Doesn't matter who you are, when you love family that much it always hurts. But I still have my memories of her and she would not want me to be miserable and sad forever. She would want me and I do, to think about the good times and the fun we had together.
Our favorite thing to do was simple, go shopping at the dollar store. Sounds mundane to many, but it was fun for us because we'd be silly with each other. One of the things she would do is go down the kids toy isle and offer to buy me a toddlers toy just to tease me. She's also pick up a religious themed item knowing I am an atheist and offer to buy it for me. I'd laugh and roll my eyes. It was her way of saying she loved me.

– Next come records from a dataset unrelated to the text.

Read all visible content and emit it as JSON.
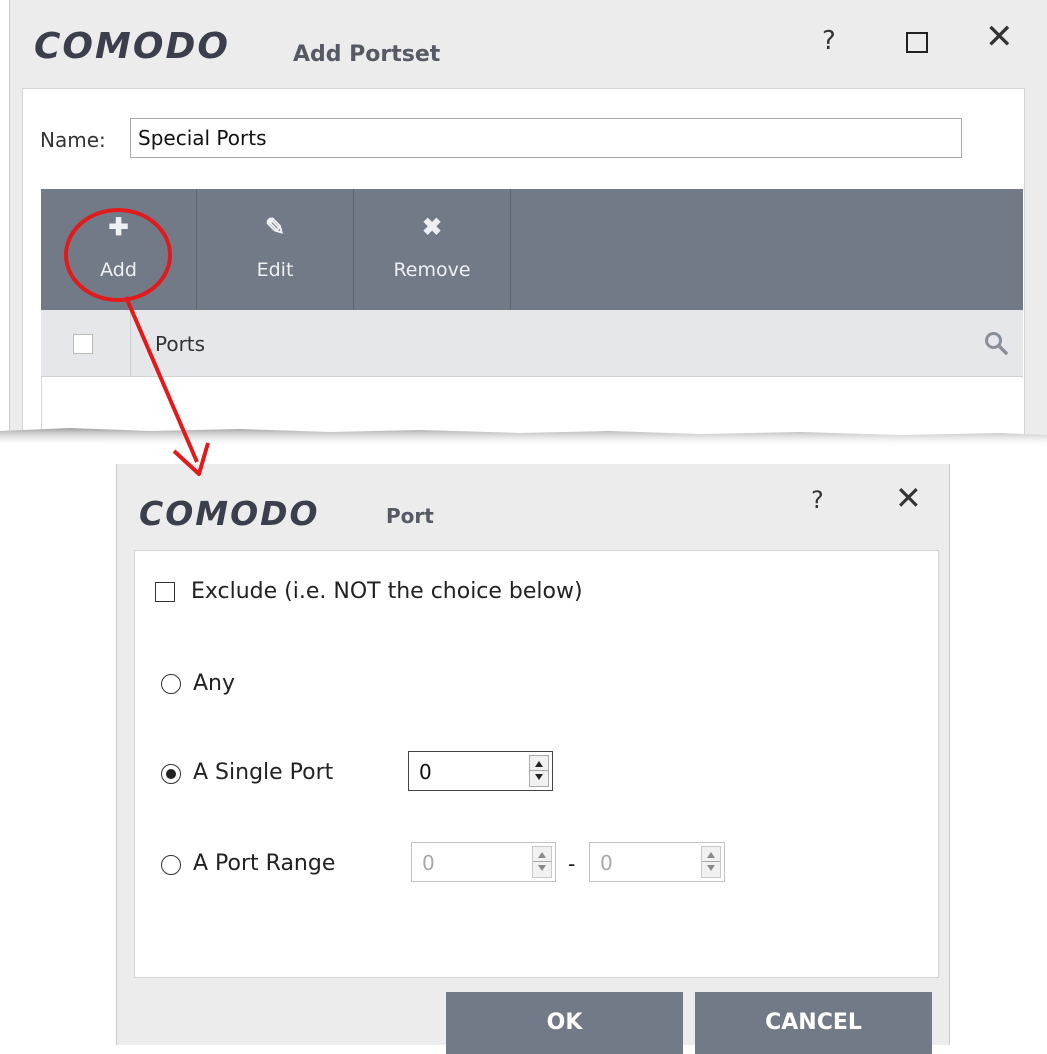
{
  "add_portset": {
    "brand": "COMODO",
    "title": "Add Portset",
    "help": "?",
    "close": "✕",
    "name_label": "Name:",
    "name_value": "Special Ports",
    "toolbar": [
      {
        "icon": "plus-icon",
        "glyph": "✚",
        "label": "Add"
      },
      {
        "icon": "pencil-icon",
        "glyph": "✎",
        "label": "Edit"
      },
      {
        "icon": "cross-icon",
        "glyph": "✖",
        "label": "Remove"
      }
    ],
    "column_header": "Ports"
  },
  "port_dialog": {
    "brand": "COMODO",
    "title": "Port",
    "help": "?",
    "close": "✕",
    "exclude_label": "Exclude (i.e. NOT the choice below)",
    "exclude_checked": false,
    "options": [
      {
        "label": "Any",
        "selected": false
      },
      {
        "label": "A Single Port",
        "selected": true
      },
      {
        "label": "A Port Range",
        "selected": false
      }
    ],
    "single_port_value": "0",
    "range_start_value": "0",
    "range_separator": "-",
    "range_end_value": "0",
    "ok_label": "OK",
    "cancel_label": "CANCEL"
  },
  "colors": {
    "toolbar": "#737a87",
    "annotation": "#e11b1b",
    "window_bg": "#ececec"
  }
}
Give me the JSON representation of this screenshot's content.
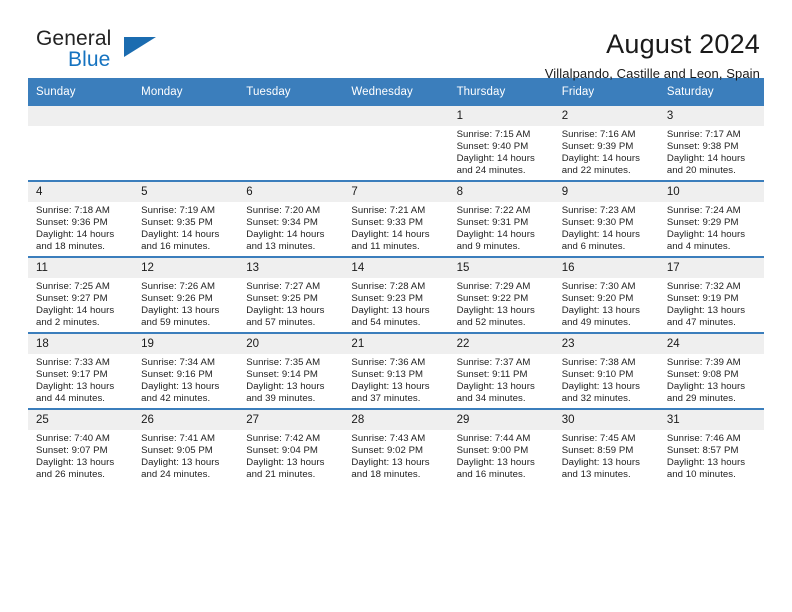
{
  "brand": {
    "name_top": "General",
    "name_bottom": "Blue",
    "triangle_color": "#1b6cb0",
    "blue_text_color": "#1673c0"
  },
  "header": {
    "title": "August 2024",
    "subtitle": "Villalpando, Castille and Leon, Spain"
  },
  "theme": {
    "header_row_bg": "#3b7ebc",
    "daynum_bg": "#efefef",
    "row_border": "#3b7ebc"
  },
  "labels": {
    "sunrise_prefix": "Sunrise: ",
    "sunset_prefix": "Sunset: ",
    "daylight_prefix": "Daylight: "
  },
  "weekdays": [
    "Sunday",
    "Monday",
    "Tuesday",
    "Wednesday",
    "Thursday",
    "Friday",
    "Saturday"
  ],
  "weeks": [
    [
      {
        "day": "",
        "blank": true,
        "sunrise": "",
        "sunset": "",
        "daylight_1": "",
        "daylight_2": ""
      },
      {
        "day": "",
        "blank": true,
        "sunrise": "",
        "sunset": "",
        "daylight_1": "",
        "daylight_2": ""
      },
      {
        "day": "",
        "blank": true,
        "sunrise": "",
        "sunset": "",
        "daylight_1": "",
        "daylight_2": ""
      },
      {
        "day": "",
        "blank": true,
        "sunrise": "",
        "sunset": "",
        "daylight_1": "",
        "daylight_2": ""
      },
      {
        "day": "1",
        "blank": false,
        "sunrise": "Sunrise: 7:15 AM",
        "sunset": "Sunset: 9:40 PM",
        "daylight_1": "Daylight: 14 hours",
        "daylight_2": "and 24 minutes."
      },
      {
        "day": "2",
        "blank": false,
        "sunrise": "Sunrise: 7:16 AM",
        "sunset": "Sunset: 9:39 PM",
        "daylight_1": "Daylight: 14 hours",
        "daylight_2": "and 22 minutes."
      },
      {
        "day": "3",
        "blank": false,
        "sunrise": "Sunrise: 7:17 AM",
        "sunset": "Sunset: 9:38 PM",
        "daylight_1": "Daylight: 14 hours",
        "daylight_2": "and 20 minutes."
      }
    ],
    [
      {
        "day": "4",
        "blank": false,
        "sunrise": "Sunrise: 7:18 AM",
        "sunset": "Sunset: 9:36 PM",
        "daylight_1": "Daylight: 14 hours",
        "daylight_2": "and 18 minutes."
      },
      {
        "day": "5",
        "blank": false,
        "sunrise": "Sunrise: 7:19 AM",
        "sunset": "Sunset: 9:35 PM",
        "daylight_1": "Daylight: 14 hours",
        "daylight_2": "and 16 minutes."
      },
      {
        "day": "6",
        "blank": false,
        "sunrise": "Sunrise: 7:20 AM",
        "sunset": "Sunset: 9:34 PM",
        "daylight_1": "Daylight: 14 hours",
        "daylight_2": "and 13 minutes."
      },
      {
        "day": "7",
        "blank": false,
        "sunrise": "Sunrise: 7:21 AM",
        "sunset": "Sunset: 9:33 PM",
        "daylight_1": "Daylight: 14 hours",
        "daylight_2": "and 11 minutes."
      },
      {
        "day": "8",
        "blank": false,
        "sunrise": "Sunrise: 7:22 AM",
        "sunset": "Sunset: 9:31 PM",
        "daylight_1": "Daylight: 14 hours",
        "daylight_2": "and 9 minutes."
      },
      {
        "day": "9",
        "blank": false,
        "sunrise": "Sunrise: 7:23 AM",
        "sunset": "Sunset: 9:30 PM",
        "daylight_1": "Daylight: 14 hours",
        "daylight_2": "and 6 minutes."
      },
      {
        "day": "10",
        "blank": false,
        "sunrise": "Sunrise: 7:24 AM",
        "sunset": "Sunset: 9:29 PM",
        "daylight_1": "Daylight: 14 hours",
        "daylight_2": "and 4 minutes."
      }
    ],
    [
      {
        "day": "11",
        "blank": false,
        "sunrise": "Sunrise: 7:25 AM",
        "sunset": "Sunset: 9:27 PM",
        "daylight_1": "Daylight: 14 hours",
        "daylight_2": "and 2 minutes."
      },
      {
        "day": "12",
        "blank": false,
        "sunrise": "Sunrise: 7:26 AM",
        "sunset": "Sunset: 9:26 PM",
        "daylight_1": "Daylight: 13 hours",
        "daylight_2": "and 59 minutes."
      },
      {
        "day": "13",
        "blank": false,
        "sunrise": "Sunrise: 7:27 AM",
        "sunset": "Sunset: 9:25 PM",
        "daylight_1": "Daylight: 13 hours",
        "daylight_2": "and 57 minutes."
      },
      {
        "day": "14",
        "blank": false,
        "sunrise": "Sunrise: 7:28 AM",
        "sunset": "Sunset: 9:23 PM",
        "daylight_1": "Daylight: 13 hours",
        "daylight_2": "and 54 minutes."
      },
      {
        "day": "15",
        "blank": false,
        "sunrise": "Sunrise: 7:29 AM",
        "sunset": "Sunset: 9:22 PM",
        "daylight_1": "Daylight: 13 hours",
        "daylight_2": "and 52 minutes."
      },
      {
        "day": "16",
        "blank": false,
        "sunrise": "Sunrise: 7:30 AM",
        "sunset": "Sunset: 9:20 PM",
        "daylight_1": "Daylight: 13 hours",
        "daylight_2": "and 49 minutes."
      },
      {
        "day": "17",
        "blank": false,
        "sunrise": "Sunrise: 7:32 AM",
        "sunset": "Sunset: 9:19 PM",
        "daylight_1": "Daylight: 13 hours",
        "daylight_2": "and 47 minutes."
      }
    ],
    [
      {
        "day": "18",
        "blank": false,
        "sunrise": "Sunrise: 7:33 AM",
        "sunset": "Sunset: 9:17 PM",
        "daylight_1": "Daylight: 13 hours",
        "daylight_2": "and 44 minutes."
      },
      {
        "day": "19",
        "blank": false,
        "sunrise": "Sunrise: 7:34 AM",
        "sunset": "Sunset: 9:16 PM",
        "daylight_1": "Daylight: 13 hours",
        "daylight_2": "and 42 minutes."
      },
      {
        "day": "20",
        "blank": false,
        "sunrise": "Sunrise: 7:35 AM",
        "sunset": "Sunset: 9:14 PM",
        "daylight_1": "Daylight: 13 hours",
        "daylight_2": "and 39 minutes."
      },
      {
        "day": "21",
        "blank": false,
        "sunrise": "Sunrise: 7:36 AM",
        "sunset": "Sunset: 9:13 PM",
        "daylight_1": "Daylight: 13 hours",
        "daylight_2": "and 37 minutes."
      },
      {
        "day": "22",
        "blank": false,
        "sunrise": "Sunrise: 7:37 AM",
        "sunset": "Sunset: 9:11 PM",
        "daylight_1": "Daylight: 13 hours",
        "daylight_2": "and 34 minutes."
      },
      {
        "day": "23",
        "blank": false,
        "sunrise": "Sunrise: 7:38 AM",
        "sunset": "Sunset: 9:10 PM",
        "daylight_1": "Daylight: 13 hours",
        "daylight_2": "and 32 minutes."
      },
      {
        "day": "24",
        "blank": false,
        "sunrise": "Sunrise: 7:39 AM",
        "sunset": "Sunset: 9:08 PM",
        "daylight_1": "Daylight: 13 hours",
        "daylight_2": "and 29 minutes."
      }
    ],
    [
      {
        "day": "25",
        "blank": false,
        "sunrise": "Sunrise: 7:40 AM",
        "sunset": "Sunset: 9:07 PM",
        "daylight_1": "Daylight: 13 hours",
        "daylight_2": "and 26 minutes."
      },
      {
        "day": "26",
        "blank": false,
        "sunrise": "Sunrise: 7:41 AM",
        "sunset": "Sunset: 9:05 PM",
        "daylight_1": "Daylight: 13 hours",
        "daylight_2": "and 24 minutes."
      },
      {
        "day": "27",
        "blank": false,
        "sunrise": "Sunrise: 7:42 AM",
        "sunset": "Sunset: 9:04 PM",
        "daylight_1": "Daylight: 13 hours",
        "daylight_2": "and 21 minutes."
      },
      {
        "day": "28",
        "blank": false,
        "sunrise": "Sunrise: 7:43 AM",
        "sunset": "Sunset: 9:02 PM",
        "daylight_1": "Daylight: 13 hours",
        "daylight_2": "and 18 minutes."
      },
      {
        "day": "29",
        "blank": false,
        "sunrise": "Sunrise: 7:44 AM",
        "sunset": "Sunset: 9:00 PM",
        "daylight_1": "Daylight: 13 hours",
        "daylight_2": "and 16 minutes."
      },
      {
        "day": "30",
        "blank": false,
        "sunrise": "Sunrise: 7:45 AM",
        "sunset": "Sunset: 8:59 PM",
        "daylight_1": "Daylight: 13 hours",
        "daylight_2": "and 13 minutes."
      },
      {
        "day": "31",
        "blank": false,
        "sunrise": "Sunrise: 7:46 AM",
        "sunset": "Sunset: 8:57 PM",
        "daylight_1": "Daylight: 13 hours",
        "daylight_2": "and 10 minutes."
      }
    ]
  ]
}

Sometimes while we were there and I would get one up on her, she would playfully raise her voice, and I would laugh and shush her. She was only joking but what would it look like if she shouted everybody comes running and sees an old lady in a scooter screaming. I would joke back, "Are you trying to get me arrested?" She would give me a playful fake smile and respond, "Not little ol innocent me."
We had silly car games we would play passing the golf courses where we lived. She'd sit in the back of the van, the game was I would say, "FOUR", then she would say another number to which I would have to subtract to get back to 4. The game was she could not repeat the same number.
Sometimes to be silly while driving I'd say, "Count the trees". Which is impractical especially while moving. But she'd playfully answer with some number.
On longer trips she knew I hate heights but would joke with me about cell towers and say something like, "Hey go change the light at the top of that tower."
And 12 years ago when I first moved down here, we'd thumb wrestle but she was always big cheat and would end up grabbing my thumb with her free hand to either smush it down or bend it back. She was strong too and sometimes when she did that bending backwards it would hurt.
And how many moms would play table top football waiting for food at a restaurant with adult son? My mom would double tap the football knowing that was not the rule, and I would push the football back as a penalty and she would laugh.
Just simple things like that. But the most amazing thing about her after she decided not to do anything more, was her courage. Even in her last days she tried to keep my spirits up. I know that the night before she died, she stuck around that last night, because I had to go home, but kept telling her over and over, even though she was on heavy pain meds, that I would see her in the morning.
When she had moments of lucidity and i would try to get up to go to the bathroom or out to smoke, she would grab my thumb very tightly to get me to smile not wanting to let me go. I did smile but it was through tears knowing what was coming.